Желание увидеть другие страны появилось, наверное, когда я рассматривал два коричневых с золотыми переплетами толстых тома очень ценимой в семье книги под названием "Жизнь растений". Автором ее был профессор А. Кернер фон Марилаун. Книги эти рекомендовались для изучения биологии в гимназиях и реальных училищах и изданы были еще в начале века. Рисунки самых фантастических деревьев, плодов, листьев, корней потрясли меня. Чем больше я листал сотни страниц этих томов и рассматривал красочные акварели тропического леса на Цейлоне с пальмами в тени или эвкалиптовых рощ в Австралии, тем сильнее хотел хоть раз в жизни увидеть все это буйство, фантазию природы, побывать в этих местах. Именно растения мечтал я увидеть хотя бы раз. Особенно врезались в память три картинки. Одна – штриховой рисунок под названием "Досковидные корни в лесах Южной Азии". На картине была нарисована нижняя часть ствола мощного дерева, от которого в разные стороны, как контрфорсы, отходили корни, похожие на поставленные на ребро черные доски, удерживающие дерево. Там, где корни упирались в дерево, превращаясь в ствол, они вылезали из земли больше, чем на метр, и на одну из таких "досок" облокотился полуголый туземец. Многое я бы отдал, мечтая хоть раз дотронуться до такой доски. Облокотиться на нее, как тот туземец.

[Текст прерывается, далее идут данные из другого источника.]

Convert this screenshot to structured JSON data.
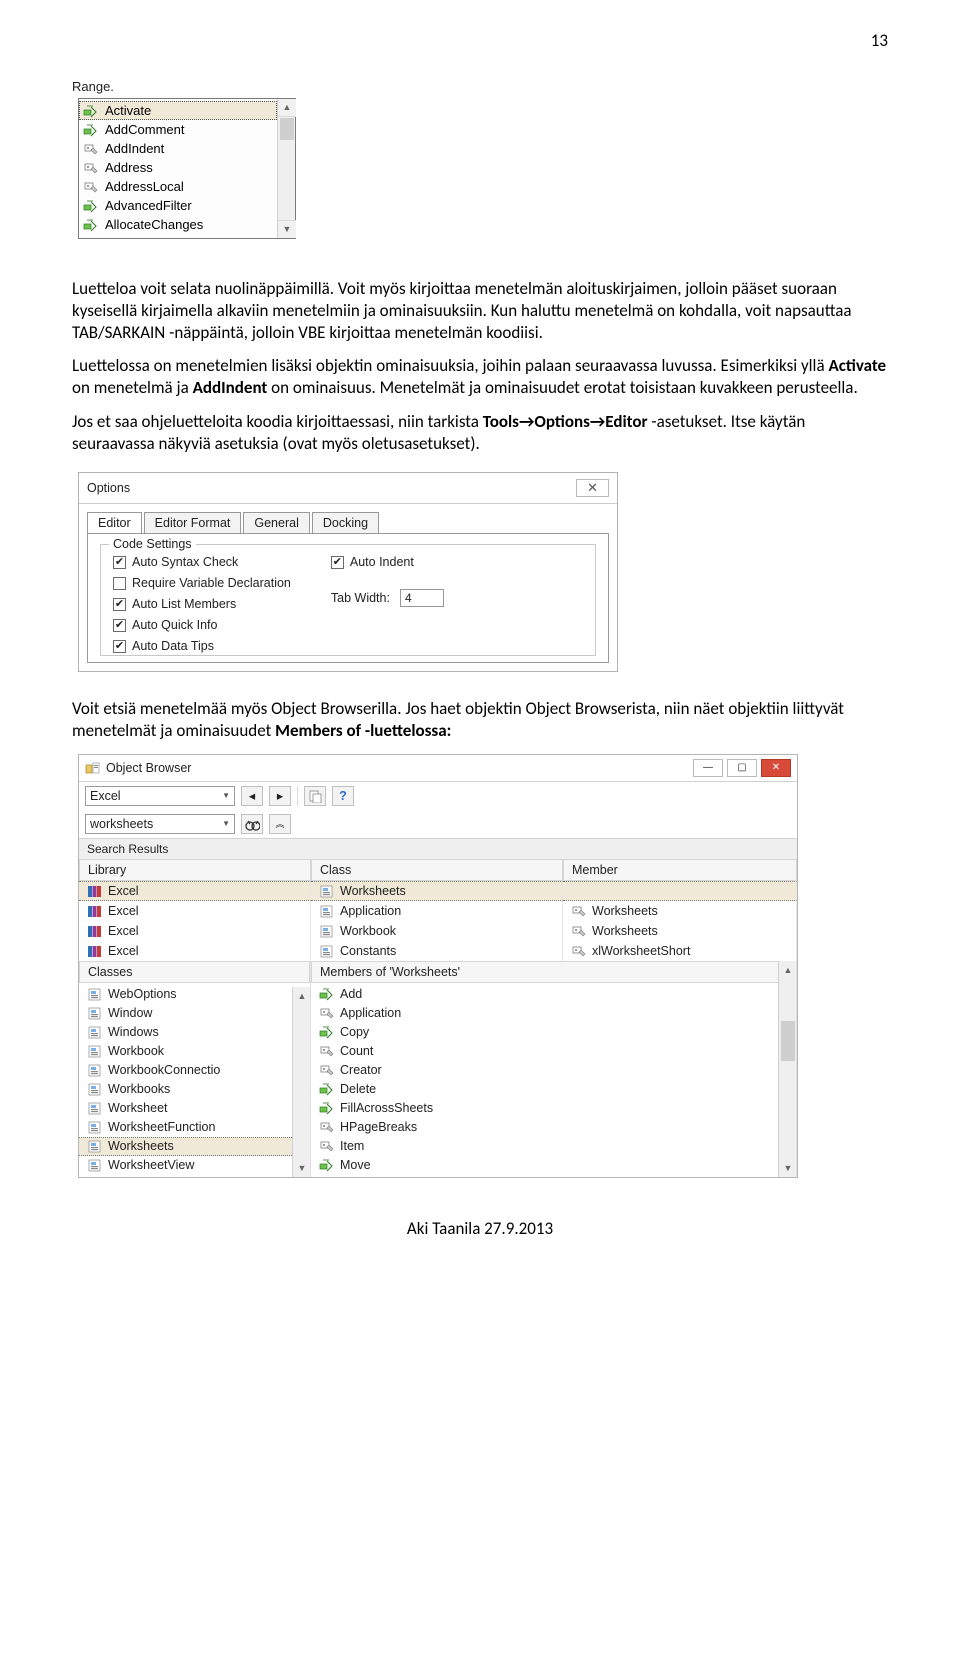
{
  "page_number": "13",
  "range_label": "Range.",
  "intellisense": [
    {
      "name": "Activate",
      "type": "method",
      "selected": true
    },
    {
      "name": "AddComment",
      "type": "method"
    },
    {
      "name": "AddIndent",
      "type": "prop"
    },
    {
      "name": "Address",
      "type": "prop"
    },
    {
      "name": "AddressLocal",
      "type": "prop"
    },
    {
      "name": "AdvancedFilter",
      "type": "method"
    },
    {
      "name": "AllocateChanges",
      "type": "method"
    }
  ],
  "para1_a": "Luetteloa voit selata nuolinäppäimillä. Voit myös kirjoittaa menetelmän aloituskirjaimen, jolloin pääset suoraan kyseisellä kirjaimella alkaviin menetelmiin ja ominaisuuksiin. Kun haluttu menetelmä on kohdalla, voit napsauttaa ",
  "para1_b": " -näppäintä, jolloin VBE kirjoittaa menetelmän koodiisi.",
  "tabsarkain": "TAB/SARKAIN",
  "para2_a": "Luettelossa on menetelmien lisäksi objektin ominaisuuksia, joihin palaan seuraavassa luvussa. Esimerkiksi yllä ",
  "para2_b": " on menetelmä ja ",
  "para2_c": " on ominaisuus. Menetelmät ja ominaisuudet erotat toisistaan kuvakkeen perusteella.",
  "bold_activate": "Activate",
  "bold_addindent": "AddIndent",
  "para3_a": "Jos et saa ohjeluetteloita koodia kirjoittaessasi, niin tarkista ",
  "para3_b": " -asetukset. Itse käytän seuraavassa näkyviä asetuksia (ovat myös oletusasetukset).",
  "bold_tools": "Tools→Options→Editor",
  "options": {
    "title": "Options",
    "tabs": [
      "Editor",
      "Editor Format",
      "General",
      "Docking"
    ],
    "legend": "Code Settings",
    "left": [
      {
        "label": "Auto Syntax Check",
        "checked": true
      },
      {
        "label": "Require Variable Declaration",
        "checked": false
      },
      {
        "label": "Auto List Members",
        "checked": true
      },
      {
        "label": "Auto Quick Info",
        "checked": true
      },
      {
        "label": "Auto Data Tips",
        "checked": true
      }
    ],
    "right": {
      "auto_indent": "Auto Indent",
      "auto_indent_checked": true,
      "tab_label": "Tab Width:",
      "tab_value": "4"
    }
  },
  "para4": "Voit etsiä menetelmää myös Object Browserilla. Jos haet objektin Object Browserista, niin näet objektiin liittyvät menetelmät ja ominaisuudet ",
  "para4_bold": "Members of -luettelossa:",
  "ob": {
    "title": "Object Browser",
    "project": "Excel",
    "search": "worksheets",
    "search_results": "Search Results",
    "headers3": [
      "Library",
      "Class",
      "Member"
    ],
    "rows": [
      {
        "lib": "Excel",
        "cls": "Worksheets",
        "mem": "",
        "sel": true,
        "ctype": "class",
        "mtype": ""
      },
      {
        "lib": "Excel",
        "cls": "Application",
        "mem": "Worksheets",
        "ctype": "class",
        "mtype": "prop"
      },
      {
        "lib": "Excel",
        "cls": "Workbook",
        "mem": "Worksheets",
        "ctype": "class",
        "mtype": "prop"
      },
      {
        "lib": "Excel",
        "cls": "Constants",
        "mem": "xlWorksheetShort",
        "ctype": "class",
        "mtype": "prop"
      }
    ],
    "classes_hdr": "Classes",
    "members_hdr": "Members of 'Worksheets'",
    "classes": [
      {
        "n": "WebOptions",
        "t": "class"
      },
      {
        "n": "Window",
        "t": "class"
      },
      {
        "n": "Windows",
        "t": "class"
      },
      {
        "n": "Workbook",
        "t": "class"
      },
      {
        "n": "WorkbookConnectio",
        "t": "class"
      },
      {
        "n": "Workbooks",
        "t": "class"
      },
      {
        "n": "Worksheet",
        "t": "class"
      },
      {
        "n": "WorksheetFunction",
        "t": "class"
      },
      {
        "n": "Worksheets",
        "t": "class",
        "sel": true
      },
      {
        "n": "WorksheetView",
        "t": "class"
      }
    ],
    "members": [
      {
        "n": "Add",
        "t": "method"
      },
      {
        "n": "Application",
        "t": "prop"
      },
      {
        "n": "Copy",
        "t": "method"
      },
      {
        "n": "Count",
        "t": "prop"
      },
      {
        "n": "Creator",
        "t": "prop"
      },
      {
        "n": "Delete",
        "t": "method"
      },
      {
        "n": "FillAcrossSheets",
        "t": "method"
      },
      {
        "n": "HPageBreaks",
        "t": "prop"
      },
      {
        "n": "Item",
        "t": "prop"
      },
      {
        "n": "Move",
        "t": "method"
      }
    ]
  },
  "footer": "Aki Taanila 27.9.2013"
}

Две другие картинки были цветными. Одна, репродукция акварели, называлась "Красный снег в Баффиновом заливе". Свинцовое северное море, подкрашенное тут и там золотом и красной киноварью, струящимися от наполовину спрятанного в тучах низкого солнца лучами. Полный штиль, но зыбь на блестящем море тяжелая. Повсюду из моря торчат отполированные зубы островов-рифов с плоскими, словно срезанными вершинами. А на склонах этих невысоких островков лежит местами снег с мазками красного в разных местах. Это были особые, живущие в снегу водоросли. И над всем этим, на фоне желтого неба темная полоска каравана больших птиц…
Ах, сколько нафантазировал я об этих островах, о том, как добрался туда художник и что он увидел и испытал при этом!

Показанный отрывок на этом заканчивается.